Although Priest's leather fixation certainly provided an outlet for Halford's personal kinks, he was also a true motorbike aficionado who well knew the lure of rumbling power between his legs. If you plan to have any fun in a lifestyle defined by risk, you've got to take a your chances before you fall.
3. Bob Seger, "Roll Me Away" Blue-collar icon Bob Seger is sometimes better associated with the steel muscle of his native Detroit than with the V-Twin thunder of Milwaukee's Harley-Davidson, but he turned in a doozy of a biker anthem on 1983's The Distance.
"Gotta keep rollin, gotta keep ridin'/Keep searchin' till I find what's right," rasps the singer in a classic seeker's tale, looking for answers in the abandon of speed and distance.

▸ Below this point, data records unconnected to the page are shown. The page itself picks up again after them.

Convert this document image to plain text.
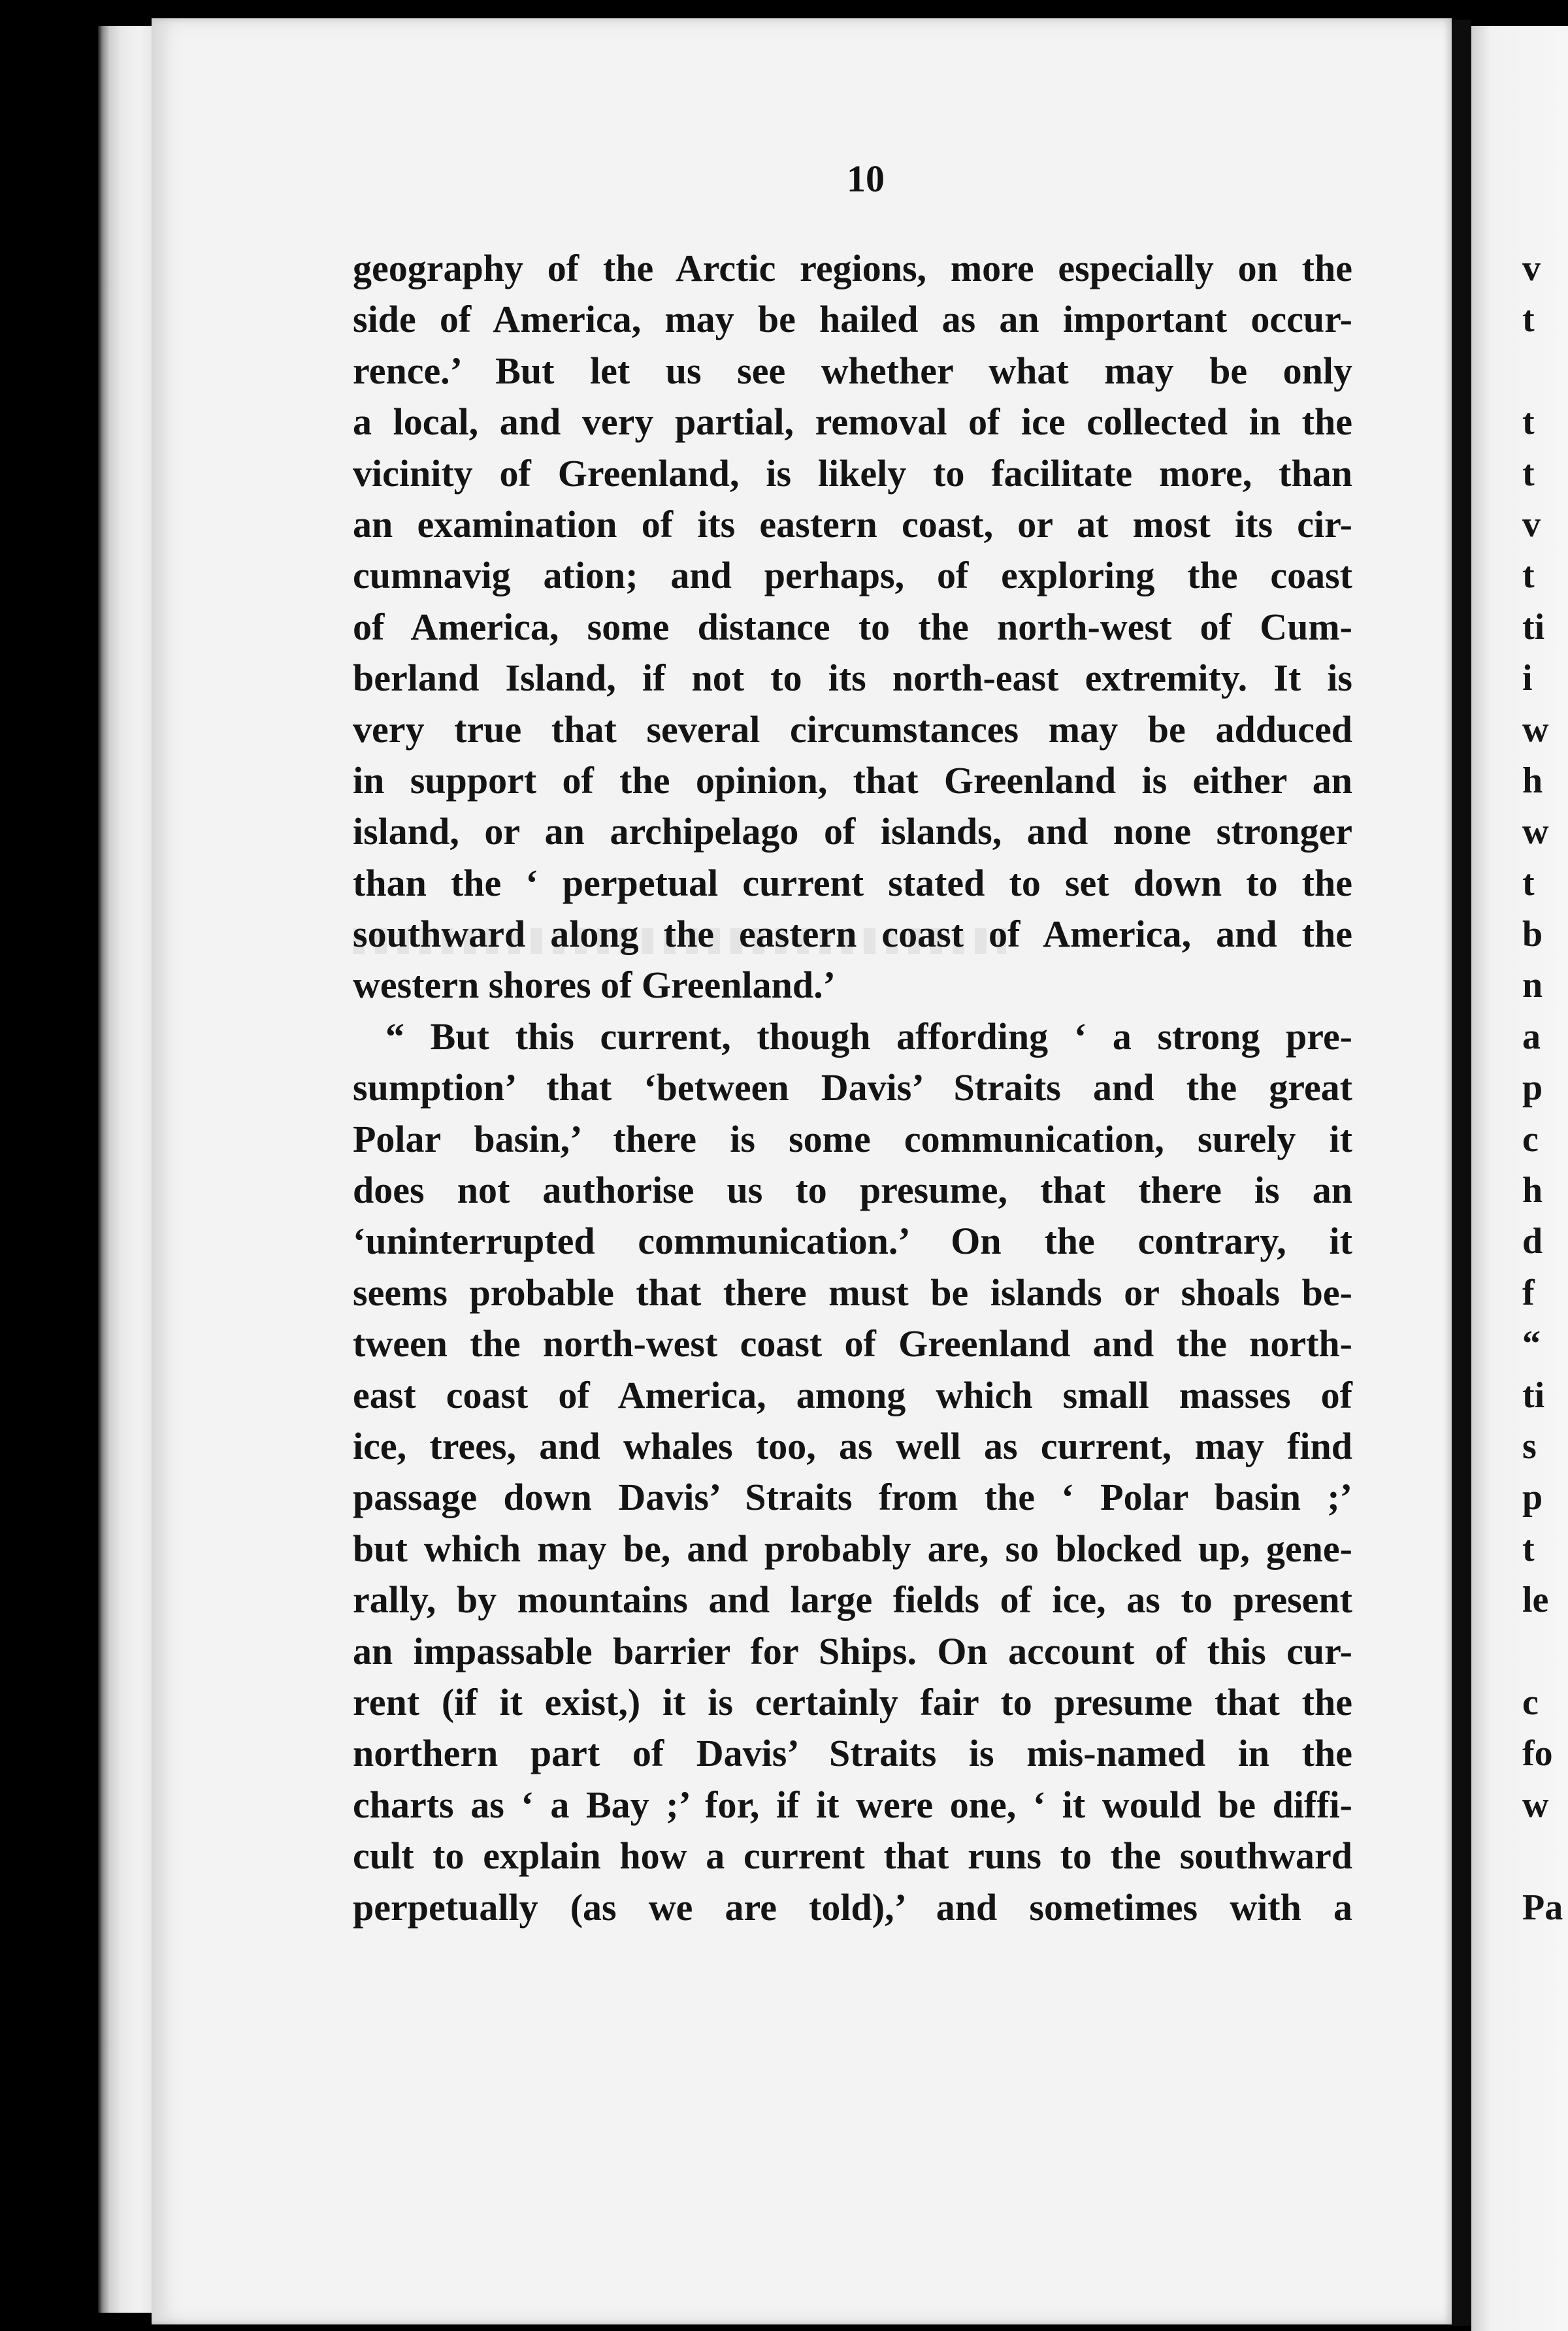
10
geography of the Arctic regions, more especially on the
side of America, may be hailed as an important occur-
rence.’ But let us see whether what may be only
a local, and very partial, removal of ice collected in the
vicinity of Greenland, is likely to facilitate more, than
an examination of its eastern coast, or at most its cir-
cumnavig ation; and perhaps, of exploring the coast
of America, some distance to the north-west of Cum-
berland Island, if not to its north-east extremity. It is
very true that several circumstances may be adduced
in support of the opinion, that Greenland is either an
island, or an archipelago of islands, and none stronger
than the ‘ perpetual current stated to set down to the
southward along the eastern coast of America, and the
western shores of Greenland.’
“ But this current, though affording ‘ a strong pre-
sumption’ that ‘between Davis’ Straits and the great
Polar basin,’ there is some communication, surely it
does not authorise us to presume, that there is an
‘uninterrupted communication.’ On the contrary, it
seems probable that there must be islands or shoals be-
tween the north-west coast of Greenland and the north-
east coast of America, among which small masses of
ice, trees, and whales too, as well as current, may find
passage down Davis’ Straits from the ‘ Polar basin ;’
but which may be, and probably are, so blocked up, gene-
rally, by mountains and large fields of ice, as to present
an impassable barrier for Ships. On account of this cur-
rent (if it exist,) it is certainly fair to presume that the
northern part of Davis’ Straits is mis-named in the
charts as ‘ a Bay ;’ for, if it were one, ‘ it would be diffi-
cult to explain how a current that runs to the southward
perpetually (as we are told),’ and sometimes with a
v
t
t
t
v
t
ti
i
w
h
w
t
b
n
a
p
c
h
d
f
“
ti
s
p
t
le
c
fo
w
Pa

Like more than a few iron horsemen, Seger may just be searching for a woman who can keep up.
2. The Allman Brothers Band, "Midnight Rider" One of Southern rock's greatest tributes to the outlaw lifestyle, "Midnight Rider" brilliantly captures a certain desperation to outrun life that any biker would understand. In a sad twist, bandleader Duane Allman died in a motorcycle accident a little over a year after the song was released on 1970's Idlewild South. Catch the midnight wind in your ear just right, and you can still hear his indelible guitar playing all up and down the highways and back roads of the South.
1. Steppenwolf, "Born to Be Wild" Surprise! There can be no honest discussion of bike rock without the inclusion of "Born to be Wild." No rock and roll tune in history is more closely associated with motorcycles, dating back to its inclusion on the Easy Rider soundtrack in 1969. Driven by a pulsing, down-picked guitar riff, this exquisite bit of heavy metal thunder has been since used in a trillion or so soundtracks, becoming the universal shorthand for biker cool and the freedom of the open road.